Strike a Chord

The Black Keys bring new sounds into the Muscle Shoals Studio

Story by Alyson Sheppard / Photography by Mick Rock

Deep in the swamplands of northern Alabama remains a relic from the time when rock and roll was Rock ‘N’ Roll. The Stones, Dylan, Aretha Franklin, Boz Scaggs and Willie Nelson all laid down tracks at the Muscle Shoals Sound Studio here, and it’s that legend that drew the duo behind the blues-rock band The Black Keys to record most of their new album from the same place. Not that singer-guitarist Dan Auerbach thinks the change of scenery affected what they produced.

“It would be nice to romanticize it, but it’s just not true,” Auerbach says. “I really feel like we realized that we can do this anywhere we go; it doesn’t matter where we are.”

“This” would be Brothers, their highly anticipated album released in May. It was immediately embraced by critics as having the most depth, emotion and control than any album this band has ever recorded. Auerbach and drummer Patrick Carney produced the ballad-heavy record themselves, and it was mixed by the prolific Tchad Blake, who’s worked with artists from Al Green to Phish.

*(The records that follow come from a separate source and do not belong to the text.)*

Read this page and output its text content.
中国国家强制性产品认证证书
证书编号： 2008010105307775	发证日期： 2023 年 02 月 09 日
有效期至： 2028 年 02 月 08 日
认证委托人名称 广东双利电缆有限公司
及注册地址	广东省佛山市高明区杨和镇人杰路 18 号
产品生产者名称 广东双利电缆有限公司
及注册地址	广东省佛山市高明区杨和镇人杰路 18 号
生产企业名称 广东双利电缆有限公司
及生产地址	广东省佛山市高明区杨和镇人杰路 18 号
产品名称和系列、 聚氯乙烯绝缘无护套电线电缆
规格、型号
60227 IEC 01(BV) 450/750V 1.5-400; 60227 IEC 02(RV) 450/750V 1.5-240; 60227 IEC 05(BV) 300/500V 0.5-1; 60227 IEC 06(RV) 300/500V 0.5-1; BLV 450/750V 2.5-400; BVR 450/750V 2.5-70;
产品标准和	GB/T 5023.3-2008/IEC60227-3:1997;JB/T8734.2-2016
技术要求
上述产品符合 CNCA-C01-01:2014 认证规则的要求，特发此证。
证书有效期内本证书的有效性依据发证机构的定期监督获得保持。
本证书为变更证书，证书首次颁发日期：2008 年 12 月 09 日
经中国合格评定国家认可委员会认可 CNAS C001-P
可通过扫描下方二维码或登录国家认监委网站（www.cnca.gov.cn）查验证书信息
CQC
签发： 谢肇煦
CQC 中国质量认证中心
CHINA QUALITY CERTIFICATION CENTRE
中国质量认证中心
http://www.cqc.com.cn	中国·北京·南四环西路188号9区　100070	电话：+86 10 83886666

Since releasing their last album Attack & Release in the spring of 2008, Auerbach and Carney have worked on solo projects and collaborated on a hip hop album with the likes of Ludacris and Mos Def. Some cite the time apart as a welcoming growth period for the band. Auerbach says their change in sound is harder to pinpoint.

“We’ve grown as people, as musicians,” Auerbach says, “but it’s just been sort of a gradual thing for us. Our career — and I can actually say it’s a career at this point — has been so long. This is our sixth record together, so people have actually gotten to grow with us and see us evolve. I think that’s a pretty cool thing.”

The title of the album is a reference to the pair’s relationship with each other and with their own actual brothers. The track “Unknown Brother” is dedicated to the memory of Auerbach’s brother-in-law. Auerbach says he and Carney have always been close, but now they are closer than ever, and it shows in their work.

“When Pat and I record together, it’s like we have horse blinders on,” Auerbach says. “Literally, it’s just us in there all day. We go into a building in the morning and don’t see the light of day until…well, we don’t see the light of day. We’d go home around midnight, 1 a.m., and that’s how we operate.”

They did the no-light-of-day thing for 10 days straight in the Muscle Shoals studio, rarely even going outside. The band also recorded a portion of the album at The Bunker in Williamsburg and at Auerbach’s home studio in Akron, Ohio. But Auerbach said the location didn’t matter. So why even record in different places?

“I like old studios, and that’s really it,” Auerbach says. “I don’t know that Pat really cares that much, but I really love ’50s, early ’60s studios, American studios. I think the sound quality of the recordings at that time was just top notch.”

They considered some other archaic studios in Memphis and Texas for Brothers, but ultimately chose Muscle Shoals because they were given free reign at that location. Unfortunately, they had never worked in Muscle Shoals before, and were surprised by what they found.

“We’d heard from different sources that it wasn’t up to snuff in terms of it being a good studio,” Auerbach says. “And it wasn’t. It wasn’t anything really like what it used to be in terms of sound treatment and equipment. The room sounds different, there’s no original equipment and pretty much everything there was not working. It’s literally just a cinderblock building in Muscle Shoals with no windows.”

So they loaded in all of their own gear — from the recording equipment to the instruments — like they would have if they were recording a concert. They have no plans to go back.

The band has been on the road since June, and will continue their worldwide tour until next year. Auerbach says it is still too early to know what will come next, another Black Keys album, more solo projects or another collaboration. He is currently producing for other bluegrass artists including the band Cadillac Sky and the singer Jessica Lea Mayfield, and meanwhile absorbing ideas for upcoming work.

“We’re influenced by a lot of different things,” Auerbach says. “Whatever we get into and listen to and get turned on by, I’m sure we’ll incorporate it into what we do.”

For now, Auerbach says he is playing a lot of Gucci Mane (the “Lemonade” single), Freeway & Jake One, The Stooges’ “No Fun” reissue and so on. It seems like whatever music The Black Keys develop next will be another blend of the unique and classic sounds that they adore.